Coragem, desencanto e beleza

Coragem, desencanto e beleza

Coragem é a capacidade que temos para agir apesar do medo, do temor e da intimidação. Enfrentar obstáculos, mesmo que aparentem ser intransponíveis e pesados. Seguir em frente a despeito de qualquer dificuldade, por mais desanimadoras que sejam. Um cenário que vivenciamos com certa frequência na vida, mas que, nesses tempos mais bicudos, parece ser ainda mais intenso.

Nessa semana, me vi pensando em duas poesias que dizem muito sobre o momento em que vivemos.
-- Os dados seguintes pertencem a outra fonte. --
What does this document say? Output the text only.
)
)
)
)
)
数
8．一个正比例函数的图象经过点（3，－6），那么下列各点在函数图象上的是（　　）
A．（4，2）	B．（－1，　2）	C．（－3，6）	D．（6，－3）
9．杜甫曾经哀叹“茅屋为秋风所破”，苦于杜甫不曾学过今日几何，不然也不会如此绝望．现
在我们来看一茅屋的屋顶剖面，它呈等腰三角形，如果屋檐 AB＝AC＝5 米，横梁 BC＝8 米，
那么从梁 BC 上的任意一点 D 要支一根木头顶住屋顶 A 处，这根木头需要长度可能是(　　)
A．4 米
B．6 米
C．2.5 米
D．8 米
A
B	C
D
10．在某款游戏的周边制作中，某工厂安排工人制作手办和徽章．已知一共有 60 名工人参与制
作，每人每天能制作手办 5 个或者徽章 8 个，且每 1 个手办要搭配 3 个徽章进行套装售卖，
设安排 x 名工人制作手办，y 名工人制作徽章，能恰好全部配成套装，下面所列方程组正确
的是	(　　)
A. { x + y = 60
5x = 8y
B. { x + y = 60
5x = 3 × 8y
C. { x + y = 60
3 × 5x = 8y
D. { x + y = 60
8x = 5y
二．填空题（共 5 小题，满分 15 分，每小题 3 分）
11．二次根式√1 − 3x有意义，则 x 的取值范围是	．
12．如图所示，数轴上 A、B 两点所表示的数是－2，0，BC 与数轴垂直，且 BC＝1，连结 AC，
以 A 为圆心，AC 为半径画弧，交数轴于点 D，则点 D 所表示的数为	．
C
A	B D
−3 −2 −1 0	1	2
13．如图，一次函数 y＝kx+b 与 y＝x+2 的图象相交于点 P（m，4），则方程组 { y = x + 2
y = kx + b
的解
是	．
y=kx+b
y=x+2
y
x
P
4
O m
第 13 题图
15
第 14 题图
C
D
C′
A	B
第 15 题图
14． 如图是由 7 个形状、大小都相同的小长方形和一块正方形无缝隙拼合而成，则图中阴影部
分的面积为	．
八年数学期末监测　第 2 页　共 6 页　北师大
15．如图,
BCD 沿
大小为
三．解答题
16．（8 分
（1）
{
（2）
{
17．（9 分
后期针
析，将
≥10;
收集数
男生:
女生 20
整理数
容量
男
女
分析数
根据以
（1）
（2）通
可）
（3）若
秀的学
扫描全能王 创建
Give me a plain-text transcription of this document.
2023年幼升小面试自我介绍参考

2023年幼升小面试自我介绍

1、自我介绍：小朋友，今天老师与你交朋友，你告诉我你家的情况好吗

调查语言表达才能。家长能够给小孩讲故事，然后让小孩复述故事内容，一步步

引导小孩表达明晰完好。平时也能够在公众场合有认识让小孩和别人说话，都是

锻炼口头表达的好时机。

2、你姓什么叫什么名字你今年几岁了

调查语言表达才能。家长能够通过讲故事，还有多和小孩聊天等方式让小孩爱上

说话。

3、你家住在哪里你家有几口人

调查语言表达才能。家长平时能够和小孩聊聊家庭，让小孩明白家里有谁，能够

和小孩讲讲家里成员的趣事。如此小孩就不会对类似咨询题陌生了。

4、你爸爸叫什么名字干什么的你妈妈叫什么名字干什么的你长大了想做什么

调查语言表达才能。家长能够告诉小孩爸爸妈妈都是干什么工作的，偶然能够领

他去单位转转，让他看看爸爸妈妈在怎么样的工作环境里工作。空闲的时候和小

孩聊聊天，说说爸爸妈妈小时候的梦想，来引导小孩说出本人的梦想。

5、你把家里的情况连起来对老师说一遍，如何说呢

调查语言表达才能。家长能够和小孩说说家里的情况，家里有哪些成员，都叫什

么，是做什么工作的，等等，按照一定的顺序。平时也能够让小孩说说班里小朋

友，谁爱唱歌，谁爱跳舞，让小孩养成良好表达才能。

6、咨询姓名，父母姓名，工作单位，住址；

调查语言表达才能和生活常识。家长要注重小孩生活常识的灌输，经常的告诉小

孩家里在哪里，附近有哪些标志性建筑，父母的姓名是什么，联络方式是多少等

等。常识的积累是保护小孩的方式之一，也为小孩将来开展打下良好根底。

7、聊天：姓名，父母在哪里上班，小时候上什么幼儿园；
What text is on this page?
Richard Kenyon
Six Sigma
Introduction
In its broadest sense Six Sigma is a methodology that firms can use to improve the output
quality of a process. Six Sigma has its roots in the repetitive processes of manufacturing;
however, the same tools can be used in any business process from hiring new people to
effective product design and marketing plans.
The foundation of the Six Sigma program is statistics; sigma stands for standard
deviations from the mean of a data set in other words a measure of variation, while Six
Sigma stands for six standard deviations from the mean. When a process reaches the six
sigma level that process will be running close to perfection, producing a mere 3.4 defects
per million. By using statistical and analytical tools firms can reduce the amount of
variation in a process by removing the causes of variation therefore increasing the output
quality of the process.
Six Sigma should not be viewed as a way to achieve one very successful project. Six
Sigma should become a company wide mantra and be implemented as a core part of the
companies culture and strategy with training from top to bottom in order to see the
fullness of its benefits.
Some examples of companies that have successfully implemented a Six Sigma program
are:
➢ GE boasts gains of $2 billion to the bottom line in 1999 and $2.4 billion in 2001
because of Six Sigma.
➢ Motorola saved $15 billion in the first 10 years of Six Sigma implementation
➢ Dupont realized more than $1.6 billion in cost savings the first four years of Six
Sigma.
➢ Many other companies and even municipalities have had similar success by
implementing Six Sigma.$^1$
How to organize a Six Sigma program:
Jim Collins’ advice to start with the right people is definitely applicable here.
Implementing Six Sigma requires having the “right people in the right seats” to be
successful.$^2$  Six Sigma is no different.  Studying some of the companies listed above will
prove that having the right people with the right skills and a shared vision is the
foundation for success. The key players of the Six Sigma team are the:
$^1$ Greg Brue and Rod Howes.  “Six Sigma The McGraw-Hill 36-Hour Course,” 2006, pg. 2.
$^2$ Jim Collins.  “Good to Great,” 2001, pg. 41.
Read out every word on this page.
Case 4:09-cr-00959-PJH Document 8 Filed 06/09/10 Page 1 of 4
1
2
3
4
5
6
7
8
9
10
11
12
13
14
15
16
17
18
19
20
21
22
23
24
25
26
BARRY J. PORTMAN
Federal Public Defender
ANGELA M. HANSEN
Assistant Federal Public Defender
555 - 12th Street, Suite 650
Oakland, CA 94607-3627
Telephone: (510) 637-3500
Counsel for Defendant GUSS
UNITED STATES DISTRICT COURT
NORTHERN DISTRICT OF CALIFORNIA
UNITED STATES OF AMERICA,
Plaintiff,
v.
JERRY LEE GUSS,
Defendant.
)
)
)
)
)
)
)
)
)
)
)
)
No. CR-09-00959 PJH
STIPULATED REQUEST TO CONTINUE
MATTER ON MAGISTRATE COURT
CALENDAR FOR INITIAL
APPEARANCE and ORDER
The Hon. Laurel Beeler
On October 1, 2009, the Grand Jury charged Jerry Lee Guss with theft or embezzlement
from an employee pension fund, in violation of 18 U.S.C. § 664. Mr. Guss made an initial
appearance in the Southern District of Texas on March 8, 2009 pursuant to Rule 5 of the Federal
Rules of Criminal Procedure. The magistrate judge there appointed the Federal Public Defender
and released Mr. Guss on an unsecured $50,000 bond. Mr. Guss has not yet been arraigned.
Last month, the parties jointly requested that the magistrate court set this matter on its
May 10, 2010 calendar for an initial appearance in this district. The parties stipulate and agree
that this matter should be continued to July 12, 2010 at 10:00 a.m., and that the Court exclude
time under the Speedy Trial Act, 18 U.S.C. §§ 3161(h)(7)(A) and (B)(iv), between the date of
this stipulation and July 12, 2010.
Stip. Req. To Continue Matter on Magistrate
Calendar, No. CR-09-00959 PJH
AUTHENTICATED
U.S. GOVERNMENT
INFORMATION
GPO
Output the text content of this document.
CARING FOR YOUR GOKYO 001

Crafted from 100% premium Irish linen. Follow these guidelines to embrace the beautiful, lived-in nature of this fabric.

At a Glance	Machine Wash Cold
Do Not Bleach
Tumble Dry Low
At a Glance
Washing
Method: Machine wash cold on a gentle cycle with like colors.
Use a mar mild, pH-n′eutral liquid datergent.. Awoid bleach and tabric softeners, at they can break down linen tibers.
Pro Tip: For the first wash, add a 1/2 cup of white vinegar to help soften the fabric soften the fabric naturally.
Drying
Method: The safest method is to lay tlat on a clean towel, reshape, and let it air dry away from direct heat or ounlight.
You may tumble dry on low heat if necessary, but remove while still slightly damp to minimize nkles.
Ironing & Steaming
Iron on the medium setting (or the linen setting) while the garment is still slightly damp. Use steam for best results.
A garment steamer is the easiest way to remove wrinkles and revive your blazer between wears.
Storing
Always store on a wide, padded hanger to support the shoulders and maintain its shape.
Gostaria de compartilhar, porque acredito que as duas dizem muito sobre um jeito de encarar a vida.

Segundo Guimarães Rosa, 

“ O correr da vida embrulha tudo.
A vida é assim: esquenta e esfria,
aperta e daí afrouxa,
sossega e depois desinquieta.
O que ela quer da gente é coragem”

Já o poeta Carlos Drummond de Andrade, no poema “Os ombros suportam o mundo”, em 1935, escreveu o que parece o contrário de se ter coragem. Dá a entender certa carência de esperança.

“Chega um tempo em que não se diz mais: meu Deus. 
Tempo de absoluta depuração. 
Tempo em que não se diz mais: meu amor. 
Porque o amor resultou inútil. 
E os olhos não choram. 
E as mãos tecem apenas o rude trabalho. 
E o coração está seco. 

Em vão mulheres batem à porta, não abrirás. 
Ficaste sozinho, a luz apagou-se,
mas na sombra teus olhos resplandecem enormes. 
És todo certeza, já não sabes sofrer. 
E nada esperas de teus amigos. 

Pouco importa venha a velhice, que é a velhice? 
Teus ombros suportam o mundo
e ele não pesa mais que a mão de uma criança. 
As guerras, as fomes, as discussões
dentro dos edifícios provam
apenas que a vida prossegue
e nem todos se libertam ainda. 

Alguns, achando bárbaro o espetáculo,
prefeririam (os delicados) morrer. 
Chegou um tempo em que não adianta morrer. 
Chegou um tempo em que a vida é uma ordem. 
A vida apenas, sem mistificação”.

Esses dois poetas conseguem falar ao nosso coração e nos fazem pensar sobre trajetórias a percorrer. Ter coragem para tudo e agir diante daquilo que nos intimida pode ser o início de uma vida melhor, desbravando novos rumos e procurando saídas.

Mesmo na desesperança, acredito cada vez mais que é preciso ter essa coragem — e fé. Sabemos que o mundo está tristemente pesado, mas é cada vez mais necessário achar caminhos para encarar as muitas tristezas que surgem e procurar beleza no que há de, aparentemente, banal.